In de arbeidsrechtelijke context was de reikwijdte van deze plicht echter minder duidelijk. Men vroeg zich af of de klachtplicht wel van toepassing zou zijn op vorderingen met betrekking tot loon en of werknemers verplicht zijn om zo snel mogelijk te klagen bij een loonachterstand.
De zaken: klachtplicht voor loonvorderingen?
In de onderhavige zaken stelden werknemers een vordering in voor achterstallige overuren.

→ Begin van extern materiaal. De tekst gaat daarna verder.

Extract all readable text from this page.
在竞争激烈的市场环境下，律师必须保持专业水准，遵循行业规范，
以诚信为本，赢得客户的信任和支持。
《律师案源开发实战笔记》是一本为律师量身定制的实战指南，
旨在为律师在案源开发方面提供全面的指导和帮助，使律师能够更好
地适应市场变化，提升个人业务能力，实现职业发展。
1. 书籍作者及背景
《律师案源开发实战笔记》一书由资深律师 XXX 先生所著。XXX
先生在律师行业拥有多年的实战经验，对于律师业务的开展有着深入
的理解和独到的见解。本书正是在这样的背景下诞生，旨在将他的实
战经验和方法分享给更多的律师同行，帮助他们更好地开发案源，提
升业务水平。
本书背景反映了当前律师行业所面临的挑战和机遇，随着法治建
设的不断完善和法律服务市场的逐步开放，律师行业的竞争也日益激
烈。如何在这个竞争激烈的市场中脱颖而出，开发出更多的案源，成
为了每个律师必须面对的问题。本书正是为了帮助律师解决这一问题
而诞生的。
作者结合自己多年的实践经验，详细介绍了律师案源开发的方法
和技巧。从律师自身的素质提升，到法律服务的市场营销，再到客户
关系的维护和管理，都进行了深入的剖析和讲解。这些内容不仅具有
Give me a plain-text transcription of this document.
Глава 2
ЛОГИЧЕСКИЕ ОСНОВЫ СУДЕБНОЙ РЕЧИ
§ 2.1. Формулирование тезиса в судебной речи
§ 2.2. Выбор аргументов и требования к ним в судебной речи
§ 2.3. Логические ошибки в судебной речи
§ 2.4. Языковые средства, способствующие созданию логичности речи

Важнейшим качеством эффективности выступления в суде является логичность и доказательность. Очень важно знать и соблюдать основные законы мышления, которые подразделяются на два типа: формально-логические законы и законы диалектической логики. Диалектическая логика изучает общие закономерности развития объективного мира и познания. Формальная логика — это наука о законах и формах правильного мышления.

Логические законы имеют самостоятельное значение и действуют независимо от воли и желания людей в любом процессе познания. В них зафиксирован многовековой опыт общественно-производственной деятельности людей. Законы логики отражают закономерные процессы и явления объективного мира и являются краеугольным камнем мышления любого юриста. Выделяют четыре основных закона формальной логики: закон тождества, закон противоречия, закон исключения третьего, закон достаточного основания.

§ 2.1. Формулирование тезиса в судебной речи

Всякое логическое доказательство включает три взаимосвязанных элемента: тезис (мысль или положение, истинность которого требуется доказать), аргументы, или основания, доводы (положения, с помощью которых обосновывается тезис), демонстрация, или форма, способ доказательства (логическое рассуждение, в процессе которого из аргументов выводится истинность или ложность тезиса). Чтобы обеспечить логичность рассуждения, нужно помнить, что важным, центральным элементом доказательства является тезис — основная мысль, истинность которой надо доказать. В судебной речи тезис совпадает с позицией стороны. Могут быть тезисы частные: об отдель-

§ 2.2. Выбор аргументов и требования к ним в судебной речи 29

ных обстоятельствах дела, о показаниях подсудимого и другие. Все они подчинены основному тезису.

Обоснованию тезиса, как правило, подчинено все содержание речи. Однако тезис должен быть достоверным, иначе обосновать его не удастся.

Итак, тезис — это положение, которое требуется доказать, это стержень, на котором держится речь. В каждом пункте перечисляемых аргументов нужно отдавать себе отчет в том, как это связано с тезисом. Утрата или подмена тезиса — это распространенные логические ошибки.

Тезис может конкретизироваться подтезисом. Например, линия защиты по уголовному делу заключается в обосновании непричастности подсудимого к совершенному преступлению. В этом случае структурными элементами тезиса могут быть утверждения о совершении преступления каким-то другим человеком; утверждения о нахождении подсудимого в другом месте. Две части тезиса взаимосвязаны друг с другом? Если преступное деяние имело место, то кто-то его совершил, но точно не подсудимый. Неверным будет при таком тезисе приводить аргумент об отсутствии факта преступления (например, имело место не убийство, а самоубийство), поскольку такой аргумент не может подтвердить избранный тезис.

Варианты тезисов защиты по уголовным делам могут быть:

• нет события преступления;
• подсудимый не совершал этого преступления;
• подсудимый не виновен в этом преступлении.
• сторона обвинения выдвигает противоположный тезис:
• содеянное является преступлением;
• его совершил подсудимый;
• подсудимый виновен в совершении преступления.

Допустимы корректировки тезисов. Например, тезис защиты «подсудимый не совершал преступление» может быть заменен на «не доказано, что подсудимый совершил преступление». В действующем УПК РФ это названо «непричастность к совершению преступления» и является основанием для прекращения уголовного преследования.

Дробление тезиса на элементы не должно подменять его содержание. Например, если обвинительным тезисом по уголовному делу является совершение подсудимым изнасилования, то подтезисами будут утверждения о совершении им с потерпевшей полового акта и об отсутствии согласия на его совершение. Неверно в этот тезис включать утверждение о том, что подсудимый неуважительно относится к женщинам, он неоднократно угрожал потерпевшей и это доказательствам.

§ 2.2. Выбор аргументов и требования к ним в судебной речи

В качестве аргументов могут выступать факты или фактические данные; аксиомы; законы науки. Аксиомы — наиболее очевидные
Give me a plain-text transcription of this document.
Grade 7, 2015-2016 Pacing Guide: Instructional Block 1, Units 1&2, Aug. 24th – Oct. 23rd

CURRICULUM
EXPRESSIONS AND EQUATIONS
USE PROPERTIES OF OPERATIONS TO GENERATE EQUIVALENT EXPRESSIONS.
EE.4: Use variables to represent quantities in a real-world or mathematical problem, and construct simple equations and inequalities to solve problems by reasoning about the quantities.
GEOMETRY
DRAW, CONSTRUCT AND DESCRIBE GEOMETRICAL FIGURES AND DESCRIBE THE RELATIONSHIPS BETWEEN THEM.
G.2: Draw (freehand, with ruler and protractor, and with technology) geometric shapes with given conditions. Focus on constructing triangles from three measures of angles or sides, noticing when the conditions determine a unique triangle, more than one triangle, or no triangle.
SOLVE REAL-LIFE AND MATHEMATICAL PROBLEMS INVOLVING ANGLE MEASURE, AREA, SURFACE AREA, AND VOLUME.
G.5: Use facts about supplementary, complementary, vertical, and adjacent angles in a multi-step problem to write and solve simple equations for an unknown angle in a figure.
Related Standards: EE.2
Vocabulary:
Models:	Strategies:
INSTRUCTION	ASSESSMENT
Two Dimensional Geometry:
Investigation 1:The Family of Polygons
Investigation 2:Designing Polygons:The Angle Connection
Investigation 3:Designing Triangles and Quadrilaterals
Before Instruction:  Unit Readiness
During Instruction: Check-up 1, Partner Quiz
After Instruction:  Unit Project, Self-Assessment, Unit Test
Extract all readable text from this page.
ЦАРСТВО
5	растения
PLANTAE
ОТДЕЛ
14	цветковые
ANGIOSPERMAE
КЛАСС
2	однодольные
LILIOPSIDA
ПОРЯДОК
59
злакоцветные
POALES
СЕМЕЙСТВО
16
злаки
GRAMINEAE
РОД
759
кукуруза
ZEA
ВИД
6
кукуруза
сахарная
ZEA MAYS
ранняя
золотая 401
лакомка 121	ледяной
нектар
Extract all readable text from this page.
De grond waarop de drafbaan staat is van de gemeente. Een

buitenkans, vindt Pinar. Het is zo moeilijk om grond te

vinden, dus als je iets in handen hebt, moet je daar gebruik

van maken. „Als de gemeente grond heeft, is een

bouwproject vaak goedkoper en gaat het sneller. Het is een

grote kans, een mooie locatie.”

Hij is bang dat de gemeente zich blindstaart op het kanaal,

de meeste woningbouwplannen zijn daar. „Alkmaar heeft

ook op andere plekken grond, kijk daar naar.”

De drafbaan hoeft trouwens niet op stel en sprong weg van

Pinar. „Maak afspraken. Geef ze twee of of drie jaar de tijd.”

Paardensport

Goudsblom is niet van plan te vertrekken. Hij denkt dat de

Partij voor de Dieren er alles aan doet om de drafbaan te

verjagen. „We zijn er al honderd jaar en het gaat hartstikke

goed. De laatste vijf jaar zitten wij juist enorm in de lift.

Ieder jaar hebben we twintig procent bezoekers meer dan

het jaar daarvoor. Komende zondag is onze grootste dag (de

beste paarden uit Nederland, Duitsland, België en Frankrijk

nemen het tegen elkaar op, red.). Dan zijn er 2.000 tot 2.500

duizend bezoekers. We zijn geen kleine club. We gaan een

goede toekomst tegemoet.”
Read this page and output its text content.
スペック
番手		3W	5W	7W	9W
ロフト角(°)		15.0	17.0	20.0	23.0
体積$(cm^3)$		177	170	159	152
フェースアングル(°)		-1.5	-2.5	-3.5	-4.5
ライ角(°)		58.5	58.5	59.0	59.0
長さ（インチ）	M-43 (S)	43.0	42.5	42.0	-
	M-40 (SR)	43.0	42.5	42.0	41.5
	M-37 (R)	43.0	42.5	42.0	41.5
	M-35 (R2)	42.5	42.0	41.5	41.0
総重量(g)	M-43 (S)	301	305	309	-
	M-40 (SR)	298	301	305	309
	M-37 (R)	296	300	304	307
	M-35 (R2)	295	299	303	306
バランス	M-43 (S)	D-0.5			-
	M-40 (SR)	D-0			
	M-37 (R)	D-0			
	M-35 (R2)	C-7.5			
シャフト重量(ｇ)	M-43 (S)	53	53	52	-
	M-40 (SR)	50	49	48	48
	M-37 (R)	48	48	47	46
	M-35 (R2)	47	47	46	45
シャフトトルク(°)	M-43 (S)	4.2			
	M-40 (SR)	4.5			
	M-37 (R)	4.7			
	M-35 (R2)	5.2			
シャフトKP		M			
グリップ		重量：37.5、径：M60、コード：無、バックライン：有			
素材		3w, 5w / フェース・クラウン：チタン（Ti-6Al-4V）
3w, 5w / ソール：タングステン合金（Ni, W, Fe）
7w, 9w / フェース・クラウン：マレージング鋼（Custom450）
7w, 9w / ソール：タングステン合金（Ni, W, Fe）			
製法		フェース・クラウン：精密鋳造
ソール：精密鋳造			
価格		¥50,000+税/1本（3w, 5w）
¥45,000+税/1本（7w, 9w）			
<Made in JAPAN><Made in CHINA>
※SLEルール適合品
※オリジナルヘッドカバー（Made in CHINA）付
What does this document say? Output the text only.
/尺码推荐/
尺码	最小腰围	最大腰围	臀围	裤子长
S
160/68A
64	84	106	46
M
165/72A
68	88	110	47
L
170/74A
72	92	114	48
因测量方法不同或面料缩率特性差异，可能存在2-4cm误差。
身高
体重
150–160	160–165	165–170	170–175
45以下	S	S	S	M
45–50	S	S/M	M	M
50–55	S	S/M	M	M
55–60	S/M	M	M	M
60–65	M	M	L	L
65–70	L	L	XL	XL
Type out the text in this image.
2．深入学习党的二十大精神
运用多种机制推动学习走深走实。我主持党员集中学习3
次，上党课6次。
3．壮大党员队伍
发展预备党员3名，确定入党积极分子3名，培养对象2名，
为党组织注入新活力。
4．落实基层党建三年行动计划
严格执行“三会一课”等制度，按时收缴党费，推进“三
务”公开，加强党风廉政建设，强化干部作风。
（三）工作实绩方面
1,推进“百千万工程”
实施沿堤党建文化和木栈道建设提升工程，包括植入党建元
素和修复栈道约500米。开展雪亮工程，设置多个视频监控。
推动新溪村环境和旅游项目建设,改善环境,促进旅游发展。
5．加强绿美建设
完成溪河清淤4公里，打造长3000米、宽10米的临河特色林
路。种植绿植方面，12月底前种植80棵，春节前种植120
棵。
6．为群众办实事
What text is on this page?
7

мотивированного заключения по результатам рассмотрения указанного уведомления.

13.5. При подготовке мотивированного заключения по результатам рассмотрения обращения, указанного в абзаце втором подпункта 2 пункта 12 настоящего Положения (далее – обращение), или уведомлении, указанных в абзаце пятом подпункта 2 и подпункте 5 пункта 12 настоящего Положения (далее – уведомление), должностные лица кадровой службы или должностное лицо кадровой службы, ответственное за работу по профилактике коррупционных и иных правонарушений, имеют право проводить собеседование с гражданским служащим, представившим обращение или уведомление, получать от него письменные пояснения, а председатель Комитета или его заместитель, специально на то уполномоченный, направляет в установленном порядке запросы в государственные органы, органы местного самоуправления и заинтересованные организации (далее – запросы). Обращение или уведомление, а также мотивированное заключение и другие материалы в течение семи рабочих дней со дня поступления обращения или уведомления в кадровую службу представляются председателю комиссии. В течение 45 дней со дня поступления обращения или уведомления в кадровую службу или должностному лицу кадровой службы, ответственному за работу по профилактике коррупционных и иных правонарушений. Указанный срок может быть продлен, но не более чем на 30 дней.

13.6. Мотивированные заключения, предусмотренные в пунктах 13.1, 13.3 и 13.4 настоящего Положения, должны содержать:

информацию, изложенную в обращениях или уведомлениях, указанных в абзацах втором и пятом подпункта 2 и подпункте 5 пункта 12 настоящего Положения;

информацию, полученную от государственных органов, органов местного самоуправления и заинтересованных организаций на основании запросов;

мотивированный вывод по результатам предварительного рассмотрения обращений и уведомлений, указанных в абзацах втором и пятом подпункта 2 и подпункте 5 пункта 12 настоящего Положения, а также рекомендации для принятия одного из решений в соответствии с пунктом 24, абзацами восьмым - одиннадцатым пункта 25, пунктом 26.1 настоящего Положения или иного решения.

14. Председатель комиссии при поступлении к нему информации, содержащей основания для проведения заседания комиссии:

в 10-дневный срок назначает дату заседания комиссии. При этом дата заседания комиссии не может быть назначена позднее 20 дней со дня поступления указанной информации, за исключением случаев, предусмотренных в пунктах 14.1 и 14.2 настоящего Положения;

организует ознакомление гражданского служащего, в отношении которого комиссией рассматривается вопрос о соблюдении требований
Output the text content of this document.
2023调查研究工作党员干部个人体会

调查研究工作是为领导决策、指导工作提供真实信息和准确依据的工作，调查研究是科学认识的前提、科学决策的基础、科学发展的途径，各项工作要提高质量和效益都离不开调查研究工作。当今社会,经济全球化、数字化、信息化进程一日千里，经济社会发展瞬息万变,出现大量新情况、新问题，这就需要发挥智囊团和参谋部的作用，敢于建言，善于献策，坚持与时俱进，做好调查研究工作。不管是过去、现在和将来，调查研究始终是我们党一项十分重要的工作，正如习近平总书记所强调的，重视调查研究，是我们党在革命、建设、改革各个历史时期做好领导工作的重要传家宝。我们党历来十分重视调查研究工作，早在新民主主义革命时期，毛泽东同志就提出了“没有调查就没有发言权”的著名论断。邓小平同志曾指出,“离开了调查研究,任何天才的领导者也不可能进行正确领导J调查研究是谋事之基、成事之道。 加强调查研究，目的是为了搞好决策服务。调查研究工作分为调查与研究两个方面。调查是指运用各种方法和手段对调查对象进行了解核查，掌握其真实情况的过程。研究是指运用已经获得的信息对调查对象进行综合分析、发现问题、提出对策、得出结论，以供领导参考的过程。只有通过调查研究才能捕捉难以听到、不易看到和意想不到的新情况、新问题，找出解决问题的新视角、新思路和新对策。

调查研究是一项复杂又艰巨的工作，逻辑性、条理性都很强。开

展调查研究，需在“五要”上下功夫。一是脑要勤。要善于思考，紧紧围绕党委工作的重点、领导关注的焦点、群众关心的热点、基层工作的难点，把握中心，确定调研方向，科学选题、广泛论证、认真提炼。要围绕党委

De werkgever voerde echter aan dat deze klacht te laat was ingediend waardoor deze zich niet meer kon verweren, de benodigde bewijsstukken moeilijker te verkrijgen waren en het eventueel noodzakelijk herstel was belemmerd. De werknemers beargumenteerden dat de klachtplicht niet van toepassing is op loonvorderingen en aanverwante aanspraken uit hoofde van een arbeidsovereenkomst wegens de aard van de overeenkomst en voor zover sprake is van een verbintenis tot betaling van een geldsom.
De Hoge Raad oordeelde echter dat artikel 6:89 BW wél van toepassing is op loonvorderingen. De Raad benadrukte dat de klachtplicht in beginsel geldt voor alle verbintenissen, tenzij specifieke omstandigheden anders bepalen. De Hoge Raad wees erop dat werknemers, ondanks hun bijzondere positie, wel degelijk tijdig kunnen en moeten klagen om het recht op loonvorderingen te behouden. Dit geldt vooral wanneer zij op de loonstrook evidente afwijkingen kunnen zien, zoals het ontbreken van betaling voor gemaakte overuren.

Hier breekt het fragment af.